Gold Cage
Return of the Thief (Queen’s Thief, volume 6)
By Megan Whalen Turner
2020’s Return of the Thief is the sixth and final volume in Megan Whalen Turner’s Queen’s Thief series.
Born lame and mute, by custom Pheris should have been exposed or smothered at birth. His mother spares him, a ploy to spite his grasping, malevolent grandfather Baron Erondites. The powerful baron has a misshapen grandson and heir, ha ha ha! The baron has good reason to have him killed. Pheris survives only because he seems completely meek and inoffensive. But he has a secret: he’s actually extremely intelligent and adept at manipulating others. His doting nurse coaches him in concealment.
Eventually Pheris is sent off to serve at court, as is customary for aristocratic heirs. He becomes an attendant to High King Eugenides.
There’s little doubt that the baron will have his disgraceful grandson murdered once Pheris has served his purpose [1]. Death may come at any moment … until then, Pheris is experiencing court life at an interesting moment in history of the Peninsula.
After long struggle, famed Thief Eugenides (Gen) has become high king of Attolia, Eddis, and Sounis. His position is the result of political compromise’ Gen is not popular and is often called to prove his worthiness to the throne. Gen might have sent the unpromising Pheris back home, to be murdered as surplus to needs. Instead, Gen permits Pheris to take his rightful place in the court.
Having seen past Pheris’ carefully cultivated surface, the high king arranges for Pheris to be educated. Although Pheris is pessimistic and untrusting by nature, the promise of knowledge — in particular, access to higher mathematics — wins him over. Very gradually, he begins to relinquish his most closely guarded secret, that there is a very active mind hiding in plain sight.
Gen becomes quite fond of Pheris.
Pheris puts this to the test when he betrays a state secret to his younger brother (one of the few to whom Pheris reveals his intelligence), but his bond with the king holds. Few can say they are the favourite of a king. Too bad for both that this king seems as doomed as Pheris himself.
The mighty Mede Emperor has set his eye on the three kingdoms of the Peninsula. Previous cunning gambits having been confounded by crafty Gen, the Emperor sets aside subtlety in favour of dispatching a vast army to crush the Peninsular kingdoms. Unless Gen can produce a miracle, Attolia, Eddis, and Sounis will be known only as obscure names found on outdated maps.
Providentially, Gen has powerful allies. Less fortuitously, Gen’s previous brilliant gambits have convinced said allies that Gen is an even greater threat than the Mede Empire.
~oOo~
This was supposed to have been posted in April. It was not and somehow I convinced myself it had been. Memory.
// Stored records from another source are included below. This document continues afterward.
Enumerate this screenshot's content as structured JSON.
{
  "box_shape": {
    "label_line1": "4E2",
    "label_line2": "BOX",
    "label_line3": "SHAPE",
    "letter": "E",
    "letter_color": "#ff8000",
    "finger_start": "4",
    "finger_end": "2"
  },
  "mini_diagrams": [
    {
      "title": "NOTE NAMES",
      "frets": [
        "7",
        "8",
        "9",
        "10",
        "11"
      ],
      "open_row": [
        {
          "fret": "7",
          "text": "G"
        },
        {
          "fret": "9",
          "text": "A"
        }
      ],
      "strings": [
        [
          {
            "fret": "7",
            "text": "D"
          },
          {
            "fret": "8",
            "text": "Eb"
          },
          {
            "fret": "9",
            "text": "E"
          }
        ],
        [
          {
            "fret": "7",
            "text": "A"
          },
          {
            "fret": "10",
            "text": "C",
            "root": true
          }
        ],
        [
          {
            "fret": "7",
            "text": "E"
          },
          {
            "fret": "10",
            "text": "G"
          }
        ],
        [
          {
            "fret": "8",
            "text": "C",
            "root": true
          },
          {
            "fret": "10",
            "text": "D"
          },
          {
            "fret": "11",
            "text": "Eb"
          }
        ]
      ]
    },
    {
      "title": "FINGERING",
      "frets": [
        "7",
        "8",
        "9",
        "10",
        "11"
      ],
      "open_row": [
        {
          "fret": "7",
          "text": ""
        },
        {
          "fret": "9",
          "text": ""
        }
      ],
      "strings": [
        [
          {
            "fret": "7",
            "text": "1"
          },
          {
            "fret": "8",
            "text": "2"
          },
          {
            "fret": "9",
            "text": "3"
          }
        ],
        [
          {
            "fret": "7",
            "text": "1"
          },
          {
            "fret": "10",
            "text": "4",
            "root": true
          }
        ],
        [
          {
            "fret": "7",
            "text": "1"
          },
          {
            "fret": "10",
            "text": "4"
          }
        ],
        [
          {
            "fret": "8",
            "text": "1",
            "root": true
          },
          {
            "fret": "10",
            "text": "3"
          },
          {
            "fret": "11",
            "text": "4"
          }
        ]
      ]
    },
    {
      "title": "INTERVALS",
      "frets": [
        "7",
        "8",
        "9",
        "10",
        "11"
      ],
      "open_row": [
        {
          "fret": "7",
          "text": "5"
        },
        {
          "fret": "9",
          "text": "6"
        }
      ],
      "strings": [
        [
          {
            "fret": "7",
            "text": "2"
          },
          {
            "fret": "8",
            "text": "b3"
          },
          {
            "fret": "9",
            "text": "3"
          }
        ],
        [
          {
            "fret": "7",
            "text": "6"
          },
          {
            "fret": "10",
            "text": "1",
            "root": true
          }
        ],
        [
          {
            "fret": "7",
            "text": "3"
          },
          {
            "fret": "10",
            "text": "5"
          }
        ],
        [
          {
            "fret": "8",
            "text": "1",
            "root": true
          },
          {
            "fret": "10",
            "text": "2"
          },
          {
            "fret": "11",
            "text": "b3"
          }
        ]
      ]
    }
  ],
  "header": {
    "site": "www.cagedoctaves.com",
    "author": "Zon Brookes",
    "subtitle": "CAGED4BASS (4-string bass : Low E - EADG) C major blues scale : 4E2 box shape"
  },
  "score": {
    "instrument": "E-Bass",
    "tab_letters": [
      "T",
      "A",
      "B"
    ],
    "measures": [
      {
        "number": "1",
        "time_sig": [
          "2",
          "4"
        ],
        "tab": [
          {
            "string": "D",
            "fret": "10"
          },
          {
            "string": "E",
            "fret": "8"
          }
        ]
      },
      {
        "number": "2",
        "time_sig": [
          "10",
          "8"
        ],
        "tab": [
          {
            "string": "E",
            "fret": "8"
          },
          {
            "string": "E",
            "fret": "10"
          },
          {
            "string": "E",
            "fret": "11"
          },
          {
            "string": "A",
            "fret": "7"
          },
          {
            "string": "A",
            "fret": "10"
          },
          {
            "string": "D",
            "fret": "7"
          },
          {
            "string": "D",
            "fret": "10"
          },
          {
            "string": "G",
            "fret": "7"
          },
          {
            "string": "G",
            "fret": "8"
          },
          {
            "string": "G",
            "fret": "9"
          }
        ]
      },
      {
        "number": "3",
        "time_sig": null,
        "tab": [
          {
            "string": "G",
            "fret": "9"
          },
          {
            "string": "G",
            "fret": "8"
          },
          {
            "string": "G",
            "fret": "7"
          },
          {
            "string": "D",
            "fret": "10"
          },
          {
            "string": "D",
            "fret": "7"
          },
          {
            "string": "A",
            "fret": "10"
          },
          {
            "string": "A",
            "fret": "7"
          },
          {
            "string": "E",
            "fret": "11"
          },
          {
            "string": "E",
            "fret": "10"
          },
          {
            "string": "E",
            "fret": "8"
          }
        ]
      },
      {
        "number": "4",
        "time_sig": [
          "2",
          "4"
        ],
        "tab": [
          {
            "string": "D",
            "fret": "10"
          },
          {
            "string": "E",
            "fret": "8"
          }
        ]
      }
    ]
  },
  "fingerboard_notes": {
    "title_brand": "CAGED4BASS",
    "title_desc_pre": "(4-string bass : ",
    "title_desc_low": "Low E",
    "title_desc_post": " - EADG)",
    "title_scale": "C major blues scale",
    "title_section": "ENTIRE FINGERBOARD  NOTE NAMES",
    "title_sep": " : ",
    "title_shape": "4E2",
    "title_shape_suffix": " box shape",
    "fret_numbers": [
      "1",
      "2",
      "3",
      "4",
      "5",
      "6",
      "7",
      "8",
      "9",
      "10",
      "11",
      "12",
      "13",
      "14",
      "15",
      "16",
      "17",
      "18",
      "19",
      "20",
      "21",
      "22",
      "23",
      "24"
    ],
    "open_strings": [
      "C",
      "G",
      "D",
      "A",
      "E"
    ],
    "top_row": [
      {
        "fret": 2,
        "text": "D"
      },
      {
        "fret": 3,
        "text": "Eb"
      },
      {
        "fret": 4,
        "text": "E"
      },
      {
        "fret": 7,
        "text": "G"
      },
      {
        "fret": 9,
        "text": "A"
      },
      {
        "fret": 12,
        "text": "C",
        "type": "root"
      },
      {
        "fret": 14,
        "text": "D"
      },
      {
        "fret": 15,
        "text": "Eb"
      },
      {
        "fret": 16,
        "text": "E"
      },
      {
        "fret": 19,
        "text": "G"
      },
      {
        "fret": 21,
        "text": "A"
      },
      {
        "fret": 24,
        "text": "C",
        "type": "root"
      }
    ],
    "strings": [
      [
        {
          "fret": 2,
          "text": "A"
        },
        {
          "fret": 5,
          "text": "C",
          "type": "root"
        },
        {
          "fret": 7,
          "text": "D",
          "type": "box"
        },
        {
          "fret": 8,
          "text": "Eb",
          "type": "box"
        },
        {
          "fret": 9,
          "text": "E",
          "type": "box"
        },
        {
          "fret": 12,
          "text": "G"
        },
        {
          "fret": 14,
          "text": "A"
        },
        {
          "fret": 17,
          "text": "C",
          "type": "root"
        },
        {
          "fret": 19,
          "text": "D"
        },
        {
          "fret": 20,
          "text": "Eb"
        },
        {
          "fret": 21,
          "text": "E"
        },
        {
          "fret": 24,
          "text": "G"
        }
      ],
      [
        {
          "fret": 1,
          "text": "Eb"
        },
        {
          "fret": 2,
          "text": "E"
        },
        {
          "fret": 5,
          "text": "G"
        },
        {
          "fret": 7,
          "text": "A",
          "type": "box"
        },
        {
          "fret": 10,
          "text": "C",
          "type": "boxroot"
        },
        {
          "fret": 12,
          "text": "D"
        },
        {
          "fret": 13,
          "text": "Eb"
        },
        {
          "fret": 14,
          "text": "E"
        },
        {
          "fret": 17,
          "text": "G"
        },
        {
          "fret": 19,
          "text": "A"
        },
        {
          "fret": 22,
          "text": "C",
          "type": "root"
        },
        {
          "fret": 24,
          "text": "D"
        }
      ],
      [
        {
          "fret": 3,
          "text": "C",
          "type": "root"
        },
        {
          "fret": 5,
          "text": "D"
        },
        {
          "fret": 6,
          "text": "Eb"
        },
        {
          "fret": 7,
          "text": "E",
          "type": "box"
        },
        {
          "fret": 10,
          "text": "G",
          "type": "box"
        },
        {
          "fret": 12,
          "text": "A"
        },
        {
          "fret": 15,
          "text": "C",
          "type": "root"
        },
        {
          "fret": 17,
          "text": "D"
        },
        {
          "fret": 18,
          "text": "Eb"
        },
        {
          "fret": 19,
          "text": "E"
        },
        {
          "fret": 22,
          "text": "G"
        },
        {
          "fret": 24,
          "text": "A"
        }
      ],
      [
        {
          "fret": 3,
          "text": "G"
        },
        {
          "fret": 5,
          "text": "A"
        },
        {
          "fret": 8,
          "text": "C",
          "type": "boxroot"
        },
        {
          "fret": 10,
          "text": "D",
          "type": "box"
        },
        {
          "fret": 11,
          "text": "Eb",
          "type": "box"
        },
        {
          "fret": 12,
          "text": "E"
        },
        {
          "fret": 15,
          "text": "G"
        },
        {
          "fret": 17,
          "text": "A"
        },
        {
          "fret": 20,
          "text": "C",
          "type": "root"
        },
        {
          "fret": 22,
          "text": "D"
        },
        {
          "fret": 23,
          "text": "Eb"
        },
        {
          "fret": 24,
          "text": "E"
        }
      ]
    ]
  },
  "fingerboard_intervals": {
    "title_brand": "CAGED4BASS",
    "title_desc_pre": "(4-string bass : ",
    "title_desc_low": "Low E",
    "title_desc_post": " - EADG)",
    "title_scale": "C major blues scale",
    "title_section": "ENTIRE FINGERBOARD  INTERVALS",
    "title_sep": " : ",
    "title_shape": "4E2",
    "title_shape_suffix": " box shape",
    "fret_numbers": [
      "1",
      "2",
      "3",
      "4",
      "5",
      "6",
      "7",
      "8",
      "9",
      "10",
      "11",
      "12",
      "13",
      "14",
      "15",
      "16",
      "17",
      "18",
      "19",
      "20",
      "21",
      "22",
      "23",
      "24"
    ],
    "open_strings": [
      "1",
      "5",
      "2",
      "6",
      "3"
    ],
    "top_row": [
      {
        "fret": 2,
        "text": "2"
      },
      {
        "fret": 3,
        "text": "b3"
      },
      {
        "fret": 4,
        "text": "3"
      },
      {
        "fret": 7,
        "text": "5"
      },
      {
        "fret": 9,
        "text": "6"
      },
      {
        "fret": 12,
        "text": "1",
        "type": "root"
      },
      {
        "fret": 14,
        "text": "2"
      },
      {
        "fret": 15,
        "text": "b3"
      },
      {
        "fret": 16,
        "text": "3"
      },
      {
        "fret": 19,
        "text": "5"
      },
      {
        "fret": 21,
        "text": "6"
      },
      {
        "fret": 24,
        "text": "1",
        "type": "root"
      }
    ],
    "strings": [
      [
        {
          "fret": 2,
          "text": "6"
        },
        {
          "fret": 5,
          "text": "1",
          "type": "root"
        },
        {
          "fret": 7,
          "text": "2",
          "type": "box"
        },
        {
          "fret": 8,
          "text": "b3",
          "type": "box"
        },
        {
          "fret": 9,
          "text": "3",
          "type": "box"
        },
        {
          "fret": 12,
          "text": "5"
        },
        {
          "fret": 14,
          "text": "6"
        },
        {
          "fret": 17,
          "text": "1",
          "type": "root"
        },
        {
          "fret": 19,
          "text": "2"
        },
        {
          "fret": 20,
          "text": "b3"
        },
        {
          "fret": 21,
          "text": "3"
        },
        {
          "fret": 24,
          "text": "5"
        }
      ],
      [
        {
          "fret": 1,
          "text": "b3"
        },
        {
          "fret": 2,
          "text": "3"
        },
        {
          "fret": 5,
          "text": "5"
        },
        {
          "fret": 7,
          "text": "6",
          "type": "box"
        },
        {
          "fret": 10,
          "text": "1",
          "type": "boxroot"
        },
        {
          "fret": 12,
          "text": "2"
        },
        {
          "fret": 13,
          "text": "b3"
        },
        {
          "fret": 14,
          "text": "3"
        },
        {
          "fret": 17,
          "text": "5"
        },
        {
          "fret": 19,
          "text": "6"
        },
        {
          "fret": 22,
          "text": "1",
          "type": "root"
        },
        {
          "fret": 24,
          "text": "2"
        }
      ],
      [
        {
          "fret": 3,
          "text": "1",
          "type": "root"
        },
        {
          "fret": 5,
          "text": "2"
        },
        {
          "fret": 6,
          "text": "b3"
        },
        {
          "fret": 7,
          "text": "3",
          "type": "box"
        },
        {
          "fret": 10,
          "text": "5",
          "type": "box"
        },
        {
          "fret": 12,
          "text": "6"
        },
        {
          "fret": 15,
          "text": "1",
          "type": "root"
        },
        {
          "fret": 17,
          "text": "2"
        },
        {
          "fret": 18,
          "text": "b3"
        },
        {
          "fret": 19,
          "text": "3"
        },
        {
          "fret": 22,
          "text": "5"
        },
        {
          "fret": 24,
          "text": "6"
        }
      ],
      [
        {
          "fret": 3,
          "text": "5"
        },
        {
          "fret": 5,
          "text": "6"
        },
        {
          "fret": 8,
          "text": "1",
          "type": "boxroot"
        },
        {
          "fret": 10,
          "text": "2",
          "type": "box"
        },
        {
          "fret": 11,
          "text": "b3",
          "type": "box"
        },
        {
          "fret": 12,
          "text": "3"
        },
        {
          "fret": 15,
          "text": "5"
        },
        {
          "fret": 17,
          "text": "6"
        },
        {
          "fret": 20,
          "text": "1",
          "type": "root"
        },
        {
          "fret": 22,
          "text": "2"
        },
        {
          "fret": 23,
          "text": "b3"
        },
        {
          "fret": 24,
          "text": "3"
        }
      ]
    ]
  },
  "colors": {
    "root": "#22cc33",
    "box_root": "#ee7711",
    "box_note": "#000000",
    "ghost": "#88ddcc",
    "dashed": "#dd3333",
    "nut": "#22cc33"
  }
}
It’s a thingie.
Readers with an interest in history may notice that the author has drawn inspiration from the Greco-Persian Wars (the Greek version thereof). While the model is obvious, the fact that this setting also includes such details as gunpower should make it clear no one-to-one correlation is intended. Indeed, relying too heavily on the source material will prove misleading.
Speaking of things not in the source material, gods play an active role in shaping the history of this world. This raises the question of divine reach. How localized are gods? Do they hold sway over the whole world under a myriad of names or at they just as regionally defined as Turner’s nation-states? The events of the series suggest that the second surmise is true. That would give local gods strong motivation to ensure that their worshippers are not pushed aside by another god’s devotees.
Turner has been adding volume by volume to her series since 1996; the first book in the series was published more than five ten twenty years ago. Readers who grew up reading certain other fantasy series may well be astounded that Turner has in fact finished her grand edifice. It seems that it is possible for someone with vision (and an outline) to keep track of all the plot threads and weave them together into a coherent whole within the span of a human lifetime, without leaving an unfinished edifice for someone else to finish. No doubt, HBO offers are even now winging their way towards Turner!
This volume is not merely a stopping point but a grand finale that delivers on all the promises made by the five earlier volumes.
Return of the Thief is available here (Amazon US), here (Amazon Canada), here (Amazon UK), here (Barnes & Noble), here (Book Depository), and here (Chapters-Indigo).
1: First-born heirs have the glorious opportunity to serve as courtiers. They might also be described as hostages, as they are within easy sword-length of the high king’s soldiers if the courtier’s relatives should disappoint. This stratagem fails in its purpose if the relatives would just as soon be rid of the embarrassment.